Il se concentrait sur ses échecs à distance, se tirant la barbe et fronçant les sourcils devant la position présentée sur la table devant lui. Juste deux rois et deux tours, et un duo de pions.

« Toujours la même partie ? lui ai-je demandé en tripotant les crins qui s’échappaient du bras de mon fauteuil.

— On arrive à un moment de crise. Fin de partie. La musique de chambre des échecs, on appelle ça. Entre mes mains, plutôt le pot de chambre des échecs. Je trouve que c’est si difficile de faire les bons mouvements. »

Tenez-vous-en à la physique, me dis-je en privé, considérant d’un œil hostile son gloussement satisfait, et laissez l’humour à d’autres.

« Qui est le type contre qui vous jouez ? demandai-je.

— Kathleen Evans, elle s’appelle.

— Elle est physicienne, aussi ?

— Bien sûr. Sans son travail je n’aurais jamais pu construire Tim.

— Elle connaît l’existence de Tim ?

— Non. Mais je pense que peut-être elle travaille sur quelque chose de semblable avec ses collègues de Princeton.

— De Princeton ?

— L’Institut d’études avancées. Sans lien avec l’Université.

— Quand même. Tout de même. Princeton. Je ne peux pas sacquer cet endroit.

— Einstein est allé à Princeton. Beaucoup d’autres réfugiés, aussi.

— Jane n’est pas une réfugiée, répliquai-je avec froideur. Elle a déserté.

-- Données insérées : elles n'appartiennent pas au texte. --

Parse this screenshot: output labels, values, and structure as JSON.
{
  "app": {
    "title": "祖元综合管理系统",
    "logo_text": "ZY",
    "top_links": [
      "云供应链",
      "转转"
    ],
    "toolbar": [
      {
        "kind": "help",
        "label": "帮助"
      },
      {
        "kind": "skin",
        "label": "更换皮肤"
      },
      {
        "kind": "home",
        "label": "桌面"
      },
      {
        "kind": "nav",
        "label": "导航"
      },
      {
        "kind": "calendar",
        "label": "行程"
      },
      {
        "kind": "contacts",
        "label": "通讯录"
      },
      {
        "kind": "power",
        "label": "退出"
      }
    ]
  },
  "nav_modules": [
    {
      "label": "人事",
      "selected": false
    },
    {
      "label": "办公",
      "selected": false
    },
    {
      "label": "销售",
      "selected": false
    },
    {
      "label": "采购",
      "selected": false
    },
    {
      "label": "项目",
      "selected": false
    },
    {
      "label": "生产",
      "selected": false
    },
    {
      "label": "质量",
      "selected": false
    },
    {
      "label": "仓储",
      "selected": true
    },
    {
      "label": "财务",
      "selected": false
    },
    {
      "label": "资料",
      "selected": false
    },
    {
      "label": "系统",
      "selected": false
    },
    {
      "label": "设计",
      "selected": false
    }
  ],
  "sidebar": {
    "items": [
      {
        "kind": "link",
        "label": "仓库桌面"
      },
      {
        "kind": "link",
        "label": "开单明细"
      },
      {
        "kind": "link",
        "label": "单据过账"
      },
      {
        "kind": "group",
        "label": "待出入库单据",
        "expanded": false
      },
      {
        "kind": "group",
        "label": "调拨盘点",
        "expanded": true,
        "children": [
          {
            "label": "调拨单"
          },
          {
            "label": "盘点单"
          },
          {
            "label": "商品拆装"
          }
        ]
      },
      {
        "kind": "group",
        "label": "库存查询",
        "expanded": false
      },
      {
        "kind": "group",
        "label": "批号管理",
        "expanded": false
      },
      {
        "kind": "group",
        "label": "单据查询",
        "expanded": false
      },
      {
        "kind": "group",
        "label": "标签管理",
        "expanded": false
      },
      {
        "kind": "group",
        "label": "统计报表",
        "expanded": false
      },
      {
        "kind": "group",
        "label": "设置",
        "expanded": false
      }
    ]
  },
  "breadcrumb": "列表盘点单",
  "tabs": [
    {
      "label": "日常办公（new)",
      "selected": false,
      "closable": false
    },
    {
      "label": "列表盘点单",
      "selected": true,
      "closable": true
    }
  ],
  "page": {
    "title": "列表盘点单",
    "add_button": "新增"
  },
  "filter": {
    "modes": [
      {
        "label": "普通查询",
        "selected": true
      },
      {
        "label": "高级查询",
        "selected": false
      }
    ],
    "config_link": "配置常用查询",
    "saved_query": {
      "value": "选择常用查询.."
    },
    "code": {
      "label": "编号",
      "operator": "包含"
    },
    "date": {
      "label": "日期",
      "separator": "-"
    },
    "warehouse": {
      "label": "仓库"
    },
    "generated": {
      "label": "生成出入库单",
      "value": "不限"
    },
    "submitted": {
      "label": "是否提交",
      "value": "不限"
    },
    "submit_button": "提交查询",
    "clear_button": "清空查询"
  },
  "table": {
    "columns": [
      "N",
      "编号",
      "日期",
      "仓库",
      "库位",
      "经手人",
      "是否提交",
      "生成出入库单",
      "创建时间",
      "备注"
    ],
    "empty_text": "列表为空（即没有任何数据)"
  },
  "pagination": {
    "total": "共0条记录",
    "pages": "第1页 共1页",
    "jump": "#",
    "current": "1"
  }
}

— Vous savez que Hitler a commis là une grosse erreur, dit Leo en m’ignorant. L’Université de Berlin et l’Institut de Gottingen abritaient la plupart des hommes qui ont inventé la physique moderne, et un grand nombre d’entre eux se sont enfuis en Amérique. L’Allemagne aurait pu avoir une bombe atomique en 1939. Peut-être plus tôt. »

Je me remis debout avec impatience et j’inspectai de nouveau les livres. « Qu’est-ce qui attire tant les Juifs, en science, d’ailleurs ? demandai-je.

— Les Asiatiques représentent une moitié des savants ici aujourd’hui. Indiens, pakistanais, chinois, coréens. Le fait d’être un étranger. Pas de racines culturelles, pas de place dans la société. Les chiffres sont universels.

— La nana de Princeton avec laquelle vous jouez aux échecs, cette Kathleen Evans. Elle n’a pas l’air étrangère, d’après son nom.

— Elle est britannique et donc, en Amérique, oui, c’est une étrangère.

— Encore une qui a déserté. »

Leo n’accorda pas à la remarque la dignité d’une réponse.

« Enfin, bref, dis-je. Vous devriez au moins arriver à l’écraser aux échecs.

— Comment ça ?

— Vous les Juifs, vous excellez aux échecs. Tout le monde sait ça. Fischer, Kasparov, ces gens-là.

— Vous, les Juifs ? » Leo leva les yeux de l’échiquier, surpris.

« Vous savez ce que je veux dire. Vous, les gens de religion juive, si vous préférez.

— Ah, dit-il tout bas. Vous n’avez pas compris, non. C’est de ma faute, bien sûr. » Il se leva de son fauteuil et vint vers moi, devant la bibliothèque, et plaça une main sur mon épaule. « Michael, dit-il. Je ne suis pas juif. Pas du tout. »

Je le dévisageai. « Mais, vous avez dit…

— Je n’ai jamais dit que j’étais juif, Michael. Quand ai-je un jour prétendu être juif ?

— Votre père, Auschwitz ! Vous avez dit…

— Je sais ce que j’ai dit, Michael. Certes, mon père se trouvait à Auschwitz. Il était dans les SS. C’est avec cela que je dois vivre. »

Faire de la fumée

Le Français et le casque du Colonel 1

« Tu es invivable, Adi », s’esclaffa Hans Mend, haussant les épaules avec une bonne grâce exagérée pour concéder l’argument. « Désormais, tout ce que tu pourras dire fera autorité. Le noir est blanc. Le soleil se lève le soir. Les pommes poussent sur les poteaux télégraphiques. Le Danemark est la capitale de la Grèce. Je promets de ne plus jamais te contredire.

— La vérité n’est jamais la bienvenue », déclara Adi avec superbe, en rangeant le livre et en sautant pour revenir au pas, tandis qu’ils avançaient ensemble sur les caillebotis.

Chaque fois qu’on discute avec lui, songea Hans, il dégaine son maudit Schopenhauer. Die Welt als Wille und Vorstellung. Le Monde comme volonté et représentation. Ça contenait toutes les réponses, apparemment. Et par-dessus tout, ça contenait le mot préféré d’Adi, Weltanschauung.

« Le fait demeure, dit Adi, que je lisais les prospectus de propagande que les Britanniques utilisent pour leurs propres hommes.

— Mais tu ne parles pas anglais ! »

Mal à l’aise, Adi se tortilla. Il n’aimait guère s’entendre rappeler qu’il y avait quelque chose qu’il ne savait pas faire. « Rudi m’a traduit, grommela-t-il.

— Ah, bien sûr ! » Rudolf Gloder parlait un anglais absolument irréprochable, comme tout ce qui le concernait.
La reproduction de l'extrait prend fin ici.